Tools
What we use:
Changing times bring with them evolutions in tastes and preferences. Naturally, these changes influence composers and performers, and are also driven by composers’ and performers’ artistic journeys. From both directions, these are reflected in the performing practices and instruments found in any given period.
Inasmuch as we can ascertain them, we use instruments in or as near to their form as it was when the composer knew them. We adopt techniques that were common at the time of composition but were replaced by others of later periods. We cannot ignore the long shadow of influence cast by the incredible artists active in the centuries since these works were composed, even the ones whose instruments and performing preferences may obscure the composer’s intention. They are part of our heritage and we would not discard them even if we could. But knowing where the composer left the work and where later generations of musicians picked it up guides us in our quest to present music we love with the sort of revelation and excitement that the first performers and listeners may have felt. The effect on their senses cannot be separated from the instruments and performing styles which delivered those first sounds.
The instruments we choose to use frequently remind us why makers and players sought the “improvements” that evolved into their “modern” selves. They are harder to play. They are sometimes quieter. Their systems of tuning are sometimes foreign and challenging to modern ears. But we absolutely love them. We love their wide-ranging spectra of tone colors, we value the questions they elicit and the discussions had because of them, and we are grateful to be able to sit beside the composer, as it were, and understand why he or she wrote what they did, what challenges they or their performers may have faced and what might have been lost when those challenges were surmounted with technology. Indeed, we are sometimes pleasantly surprised to learn that, to a composer or performer from the 17th, 18th, or 19th centuries, these challenges were often valued and, furthermore, exploited for artistic impact that is unavailable when the challenge no longer exists.

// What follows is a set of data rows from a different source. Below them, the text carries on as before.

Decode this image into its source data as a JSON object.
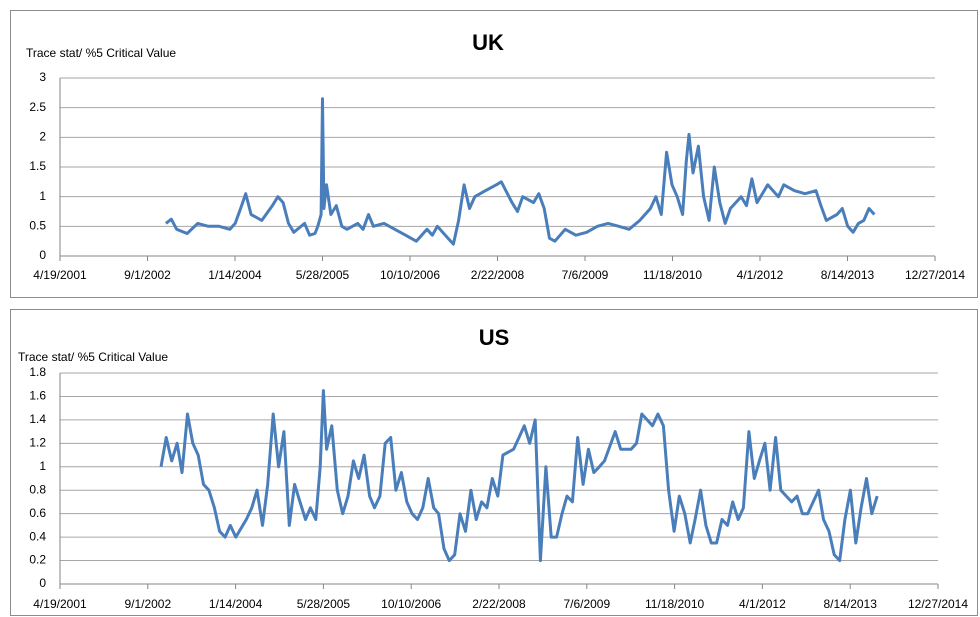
{
  "chart_data": [
    {
      "type": "line",
      "title": "UK",
      "y_label": "Trace stat/ %5 Critical Value",
      "color": "#4a7ebb",
      "grid": true,
      "xlim": [
        "2001-04-19",
        "2014-12-27"
      ],
      "xticks": [
        {
          "value": "2001-04-19",
          "label": "4/19/2001"
        },
        {
          "value": "2002-09-01",
          "label": "9/1/2002"
        },
        {
          "value": "2004-01-14",
          "label": "1/14/2004"
        },
        {
          "value": "2005-05-28",
          "label": "5/28/2005"
        },
        {
          "value": "2006-10-10",
          "label": "10/10/2006"
        },
        {
          "value": "2008-02-22",
          "label": "2/22/2008"
        },
        {
          "value": "2009-07-06",
          "label": "7/6/2009"
        },
        {
          "value": "2010-11-18",
          "label": "11/18/2010"
        },
        {
          "value": "2012-04-01",
          "label": "4/1/2012"
        },
        {
          "value": "2013-08-14",
          "label": "8/14/2013"
        },
        {
          "value": "2014-12-27",
          "label": "12/27/2014"
        }
      ],
      "ylim": [
        0,
        3
      ],
      "yticks": [
        0,
        0.5,
        1,
        1.5,
        2,
        2.5,
        3
      ],
      "x": [
        "2002-12-15",
        "2003-01-15",
        "2003-02-15",
        "2003-04-15",
        "2003-06-15",
        "2003-08-15",
        "2003-10-15",
        "2003-12-15",
        "2004-01-15",
        "2004-02-15",
        "2004-03-15",
        "2004-04-15",
        "2004-06-15",
        "2004-08-15",
        "2004-09-15",
        "2004-10-15",
        "2004-11-15",
        "2004-12-15",
        "2005-02-15",
        "2005-03-15",
        "2005-04-15",
        "2005-05-01",
        "2005-05-20",
        "2005-05-28",
        "2005-06-05",
        "2005-06-20",
        "2005-07-15",
        "2005-08-15",
        "2005-09-15",
        "2005-10-15",
        "2005-12-15",
        "2006-01-15",
        "2006-02-15",
        "2006-03-15",
        "2006-05-15",
        "2006-07-15",
        "2006-09-15",
        "2006-10-15",
        "2006-11-15",
        "2007-01-15",
        "2007-02-15",
        "2007-03-15",
        "2007-05-15",
        "2007-06-15",
        "2007-07-15",
        "2007-08-15",
        "2007-09-15",
        "2007-10-15",
        "2007-12-15",
        "2008-02-15",
        "2008-03-15",
        "2008-05-15",
        "2008-06-15",
        "2008-07-15",
        "2008-09-15",
        "2008-10-15",
        "2008-11-15",
        "2008-12-15",
        "2009-01-15",
        "2009-03-15",
        "2009-05-15",
        "2009-07-15",
        "2009-09-15",
        "2009-11-15",
        "2010-01-15",
        "2010-03-15",
        "2010-05-15",
        "2010-07-15",
        "2010-08-15",
        "2010-09-15",
        "2010-10-15",
        "2010-11-15",
        "2010-12-15",
        "2011-01-15",
        "2011-02-05",
        "2011-02-20",
        "2011-03-15",
        "2011-04-15",
        "2011-05-15",
        "2011-06-15",
        "2011-07-15",
        "2011-08-15",
        "2011-09-15",
        "2011-10-15",
        "2011-12-15",
        "2012-01-15",
        "2012-02-15",
        "2012-03-15",
        "2012-05-15",
        "2012-07-15",
        "2012-08-15",
        "2012-10-15",
        "2012-12-15",
        "2013-02-15",
        "2013-03-15",
        "2013-04-15",
        "2013-06-15",
        "2013-07-15",
        "2013-08-15",
        "2013-09-15",
        "2013-10-15",
        "2013-11-15",
        "2013-12-15",
        "2014-01-15"
      ],
      "values": [
        0.55,
        0.62,
        0.45,
        0.38,
        0.55,
        0.5,
        0.5,
        0.45,
        0.55,
        0.8,
        1.05,
        0.7,
        0.6,
        0.85,
        1.0,
        0.9,
        0.55,
        0.4,
        0.55,
        0.35,
        0.38,
        0.5,
        0.7,
        2.65,
        0.8,
        1.2,
        0.7,
        0.85,
        0.5,
        0.45,
        0.55,
        0.45,
        0.7,
        0.5,
        0.55,
        0.45,
        0.35,
        0.3,
        0.25,
        0.45,
        0.35,
        0.5,
        0.3,
        0.2,
        0.6,
        1.2,
        0.8,
        1.0,
        1.1,
        1.2,
        1.25,
        0.9,
        0.75,
        1.0,
        0.9,
        1.05,
        0.8,
        0.3,
        0.25,
        0.45,
        0.35,
        0.4,
        0.5,
        0.55,
        0.5,
        0.45,
        0.6,
        0.8,
        1.0,
        0.7,
        1.75,
        1.2,
        1.0,
        0.7,
        1.6,
        2.05,
        1.4,
        1.85,
        1.0,
        0.6,
        1.5,
        0.9,
        0.55,
        0.8,
        1.0,
        0.85,
        1.3,
        0.9,
        1.2,
        1.0,
        1.2,
        1.1,
        1.05,
        1.1,
        0.85,
        0.6,
        0.7,
        0.8,
        0.5,
        0.4,
        0.55,
        0.6,
        0.8,
        0.7
      ]
    },
    {
      "type": "line",
      "title": "US",
      "y_label": "Trace stat/ %5 Critical Value",
      "color": "#4a7ebb",
      "grid": true,
      "xlim": [
        "2001-04-19",
        "2014-12-27"
      ],
      "xticks": [
        {
          "value": "2001-04-19",
          "label": "4/19/2001"
        },
        {
          "value": "2002-09-01",
          "label": "9/1/2002"
        },
        {
          "value": "2004-01-14",
          "label": "1/14/2004"
        },
        {
          "value": "2005-05-28",
          "label": "5/28/2005"
        },
        {
          "value": "2006-10-10",
          "label": "10/10/2006"
        },
        {
          "value": "2008-02-22",
          "label": "2/22/2008"
        },
        {
          "value": "2009-07-06",
          "label": "7/6/2009"
        },
        {
          "value": "2010-11-18",
          "label": "11/18/2010"
        },
        {
          "value": "2012-04-01",
          "label": "4/1/2012"
        },
        {
          "value": "2013-08-14",
          "label": "8/14/2013"
        },
        {
          "value": "2014-12-27",
          "label": "12/27/2014"
        }
      ],
      "ylim": [
        0,
        1.8
      ],
      "yticks": [
        0,
        0.2,
        0.4,
        0.6,
        0.8,
        1,
        1.2,
        1.4,
        1.6,
        1.8
      ],
      "x": [
        "2002-11-15",
        "2002-12-15",
        "2003-01-15",
        "2003-02-15",
        "2003-03-15",
        "2003-04-15",
        "2003-05-15",
        "2003-06-15",
        "2003-07-15",
        "2003-08-15",
        "2003-09-15",
        "2003-10-15",
        "2003-11-15",
        "2003-12-15",
        "2004-01-15",
        "2004-03-15",
        "2004-04-15",
        "2004-05-15",
        "2004-06-15",
        "2004-07-15",
        "2004-08-15",
        "2004-09-15",
        "2004-10-15",
        "2004-11-15",
        "2004-12-15",
        "2005-01-15",
        "2005-02-15",
        "2005-03-15",
        "2005-04-15",
        "2005-05-10",
        "2005-05-28",
        "2005-06-15",
        "2005-07-15",
        "2005-08-15",
        "2005-09-15",
        "2005-10-15",
        "2005-11-15",
        "2005-12-15",
        "2006-01-15",
        "2006-02-15",
        "2006-03-15",
        "2006-04-15",
        "2006-05-15",
        "2006-06-15",
        "2006-07-15",
        "2006-08-15",
        "2006-09-15",
        "2006-10-15",
        "2006-11-15",
        "2006-12-15",
        "2007-01-15",
        "2007-02-15",
        "2007-03-15",
        "2007-04-15",
        "2007-05-15",
        "2007-06-15",
        "2007-07-15",
        "2007-08-15",
        "2007-09-15",
        "2007-10-15",
        "2007-11-15",
        "2007-12-15",
        "2008-01-15",
        "2008-02-15",
        "2008-03-15",
        "2008-05-15",
        "2008-06-15",
        "2008-07-15",
        "2008-08-15",
        "2008-09-15",
        "2008-10-15",
        "2008-11-15",
        "2008-12-15",
        "2009-01-15",
        "2009-02-15",
        "2009-03-15",
        "2009-04-15",
        "2009-05-15",
        "2009-06-15",
        "2009-07-15",
        "2009-08-15",
        "2009-09-15",
        "2009-10-15",
        "2009-12-15",
        "2010-01-15",
        "2010-03-15",
        "2010-04-15",
        "2010-05-15",
        "2010-06-15",
        "2010-07-15",
        "2010-08-15",
        "2010-09-15",
        "2010-10-15",
        "2010-11-15",
        "2010-12-15",
        "2011-01-15",
        "2011-02-15",
        "2011-03-15",
        "2011-04-15",
        "2011-05-15",
        "2011-06-15",
        "2011-07-15",
        "2011-08-15",
        "2011-09-15",
        "2011-10-15",
        "2011-11-15",
        "2011-12-15",
        "2012-01-15",
        "2012-02-15",
        "2012-03-15",
        "2012-04-15",
        "2012-05-15",
        "2012-06-15",
        "2012-07-15",
        "2012-08-15",
        "2012-09-15",
        "2012-10-15",
        "2012-11-15",
        "2012-12-15",
        "2013-02-15",
        "2013-03-15",
        "2013-04-15",
        "2013-05-15",
        "2013-06-15",
        "2013-07-15",
        "2013-08-15",
        "2013-09-15",
        "2013-10-15",
        "2013-11-15",
        "2013-12-15",
        "2014-01-15"
      ],
      "values": [
        1.0,
        1.25,
        1.05,
        1.2,
        0.95,
        1.45,
        1.2,
        1.1,
        0.85,
        0.8,
        0.65,
        0.45,
        0.4,
        0.5,
        0.4,
        0.55,
        0.65,
        0.8,
        0.5,
        0.85,
        1.45,
        1.0,
        1.3,
        0.5,
        0.85,
        0.7,
        0.55,
        0.65,
        0.55,
        1.0,
        1.65,
        1.15,
        1.35,
        0.8,
        0.6,
        0.75,
        1.05,
        0.9,
        1.1,
        0.75,
        0.65,
        0.75,
        1.2,
        1.25,
        0.8,
        0.95,
        0.7,
        0.6,
        0.55,
        0.65,
        0.9,
        0.65,
        0.6,
        0.3,
        0.2,
        0.25,
        0.6,
        0.45,
        0.8,
        0.55,
        0.7,
        0.65,
        0.9,
        0.75,
        1.1,
        1.15,
        1.25,
        1.35,
        1.2,
        1.4,
        0.2,
        1.0,
        0.4,
        0.4,
        0.6,
        0.75,
        0.7,
        1.25,
        0.85,
        1.15,
        0.95,
        1.0,
        1.05,
        1.3,
        1.15,
        1.15,
        1.2,
        1.45,
        1.4,
        1.35,
        1.45,
        1.35,
        0.8,
        0.45,
        0.75,
        0.6,
        0.35,
        0.55,
        0.8,
        0.5,
        0.35,
        0.35,
        0.55,
        0.5,
        0.7,
        0.55,
        0.65,
        1.3,
        0.9,
        1.05,
        1.2,
        0.8,
        1.25,
        0.8,
        0.75,
        0.7,
        0.75,
        0.6,
        0.6,
        0.8,
        0.55,
        0.45,
        0.25,
        0.2,
        0.55,
        0.8,
        0.35,
        0.65,
        0.9,
        0.6,
        0.75
      ]
    }
  ]
}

Those “improvements” hardly elicited even mild resistance. Key systems stabilized and standardized pitch accuracy for woodwinds, and metal for the body of the flute was seen as an enhancement to its carrying power over a large orchestra. A French Horn no longer had to contend with numerous crooks (extra bits of plumbing, essentially) to shift from one key to another once all available plumbing was placed on the instrument and controlled by a set of keys. Moving the grand piano from a straight-strung wooden instrument whose hammers were covered by leather or thin felt to a cross-strung giant clad with iron and producing a unified tone from the bottom of the range all the way to the top was celebrated by late-19th century Romantics. It paved the way for their highly-chromatic and expressive compositions. And steel strings were thought of as a remedy to the gut strings that had been used for centuries on numerous stringed instruments, a salve hailed by string-making companies as providing louder and more stable strings than their ancient counterparts.
And regarding those improvements made to our instruments, one finds that while the modern flute and oboe do project beautifully over an orchestra and play equally well in every key, their key-less wooden predecessors produce a different character - different personality - in each key, even if the listener is asked to reconsider what “in tune” means. It may even be that the composer exploited the often-stark differences in color and pitch relationships that a single baroque wind instrument can produce, an affect that cannot be replicated on the modern version. That horn may have to change crooks several times in a movement but the color it produces, likewise, cannot be replicated. The fortepiano - evolving at an immense pace from the time it was invented in 1700 to the advent of the modern piano in the 1870s - may be quieter than a beautiful Steinway. But within its decibel-limited spectrum it provides a huge array of colors and articulations. And the difference in character between its high, middle, and low registers - that which the Steinways and others sought to smooth out or eliminate - is exactly what a composer like Beethoven was basing the choice of placement for a particular musical motive. A performance of his music by a great musician on a modern piano can be thrilling, moving, and illuminating. But it can never fully bring the listener into Beethoven’s world the way we believe Beethoven wanted; it can provide something great, but not the same.